Q13 of 26 · SQL

When would you use UNION vs UNION ALL in a QA context?

SQLMidsqlunionunion-allset-operations

Short answer

Short answer: UNION removes duplicate rows (extra sort/distinct pass); UNION ALL keeps all rows including duplicates and is faster. Use UNION ALL unless you specifically need deduplication.

Detail

Both operators combine the results of two SELECT statements that have the same columns.

-- UNION: deduplicates (slow on large sets)
SELECT email FROM users_us
UNION
SELECT email FROM users_eu;

-- UNION ALL: keeps every row, including duplicates (faster)
SELECT email FROM users_us
UNION ALL
SELECT email FROM users_eu;

QA uses of UNION ALL:

  1. Merging test data from multiple environments — combine rows from staging and prod-mirror tables for comparison.
  2. Comparing expected vs actual with full context — tag each side with a label column, then filter for mismatches:
SELECT 'expected' AS source, order_id, status FROM expected_orders
UNION ALL
SELECT 'actual'   AS source, order_id, status FROM orders
  1. Combining audit rows across multiple log tables — when logs are partitioned by month.
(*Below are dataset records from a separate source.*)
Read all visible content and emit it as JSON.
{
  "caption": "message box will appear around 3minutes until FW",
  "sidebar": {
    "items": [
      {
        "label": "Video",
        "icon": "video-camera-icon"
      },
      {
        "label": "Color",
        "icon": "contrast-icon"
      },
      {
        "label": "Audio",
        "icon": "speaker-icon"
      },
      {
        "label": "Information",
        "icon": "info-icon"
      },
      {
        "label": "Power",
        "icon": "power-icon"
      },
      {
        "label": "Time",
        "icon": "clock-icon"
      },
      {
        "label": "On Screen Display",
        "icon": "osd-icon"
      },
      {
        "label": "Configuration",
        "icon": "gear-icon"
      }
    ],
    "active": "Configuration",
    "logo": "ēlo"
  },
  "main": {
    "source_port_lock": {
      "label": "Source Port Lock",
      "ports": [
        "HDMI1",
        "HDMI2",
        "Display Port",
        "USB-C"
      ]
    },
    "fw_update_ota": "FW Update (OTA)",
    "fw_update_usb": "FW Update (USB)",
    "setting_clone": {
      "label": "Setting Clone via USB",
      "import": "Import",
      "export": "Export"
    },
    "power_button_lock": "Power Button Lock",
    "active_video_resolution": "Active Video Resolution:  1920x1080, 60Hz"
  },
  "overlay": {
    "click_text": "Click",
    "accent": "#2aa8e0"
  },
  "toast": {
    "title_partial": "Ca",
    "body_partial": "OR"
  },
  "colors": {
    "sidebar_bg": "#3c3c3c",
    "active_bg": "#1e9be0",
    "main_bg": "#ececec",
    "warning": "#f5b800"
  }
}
When to use UNION (with deduplication): when you want unique emails across two user tables, or unique error codes from two error-log tables, and duplicates would skew your count.

// EXAMPLE

-- Tag rows by source to compare expected vs actual side-by-side
SELECT 'expected' AS source, order_id, status, total_amount
FROM   expected_orders
UNION ALL
SELECT 'actual'   AS source, order_id, status, total_amount
FROM   orders
ORDER BY order_id, source;

// WHAT INTERVIEWERS LOOK FOR

Knowing UNION ALL is faster. A concrete use case — the expected-vs-actual labelling pattern is the strongest answer.